Dr Vitali yesterday said her performance review was taking place in the context of the board's thinking about the direction in which it wanted to take the museum.
"This is a healthy, natural process and I look forward to working through this with the board," she said. "The way in which the museum serves the people of the Auckland region is an important debate, and it is essential one to have as the new Super City emerges."
Dr Vitali and the board are embroiled in a dispute centred on a string of controversies since the Canadian was appointed in September 2007. Board chairman Dr William Randall said it was the "frequency" of controversies that sparked a fair amount of debate around the board table.
Auckland mayors have become involved to "save" the director from the board. Yesterday, Waitakere Mayor Bob Harvey suggested Te Papa chairman and Auckland Art Gallery Foundation chairman John Judge as a mediator. It is understood that Mr Judge would be willing to help, if approached.

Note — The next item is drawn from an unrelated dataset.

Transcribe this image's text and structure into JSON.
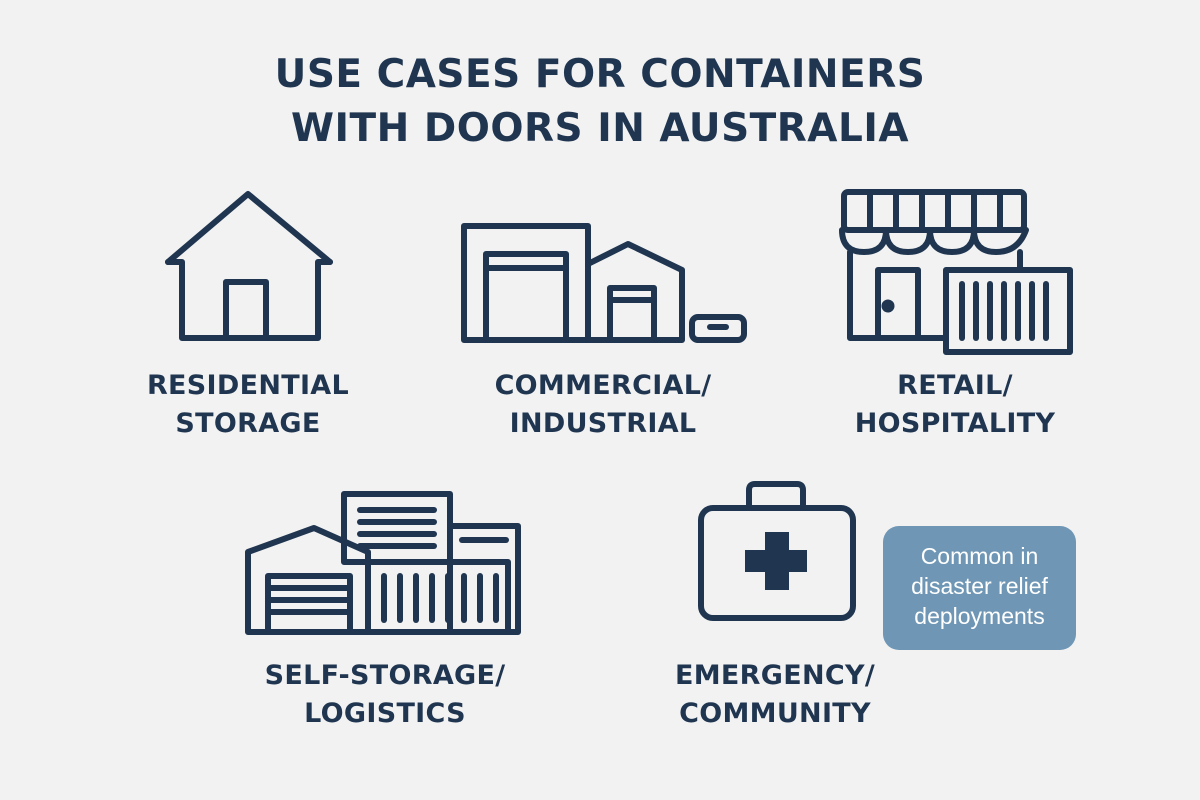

Details also emerged yesterday of another controversy involving Dr Vitali to do with this year's commemoration of the World War I battle of Passchendaele in Belgium. Returned serviceman Colin Andrews said the museum "thumbed its nose" at a travelling exhibition, Passchendaele: The Belgians Have Not Forgotten, from Belgium. He said it was subsequently displayed at Fort Takapuna after some diplomatic work from the honorary consul of Belgium in New Zealand, Iain McKenzie.
Mr Andrews, who lost a great uncle in the Great War, said Dr Vitali appeared to be ignoring the primary purpose of the museum as a war memorial and should go.
"The Auckland War Memorial Museum building was established through funds raised in the 1920s by families who lost loved ones in World War I," he said.
Karl Petrie, whose grandfather Ian Petrie served in the Bomber Command - was upset at being refused space at the museum for a bronze memorial for which they had raised $100,000 - said it only went ahead with grudging acceptance.
The chairwoman of the Auckland Museum Institute, Rae Nield, said it was sad to see "our treasured museum brought into the public arena in such a negative way".
"I attend the trust board meetings and I have observed the trust board operating in a very positive way and I have every reason to believe that in a confidential matter of this kind they will behave in a professional manner."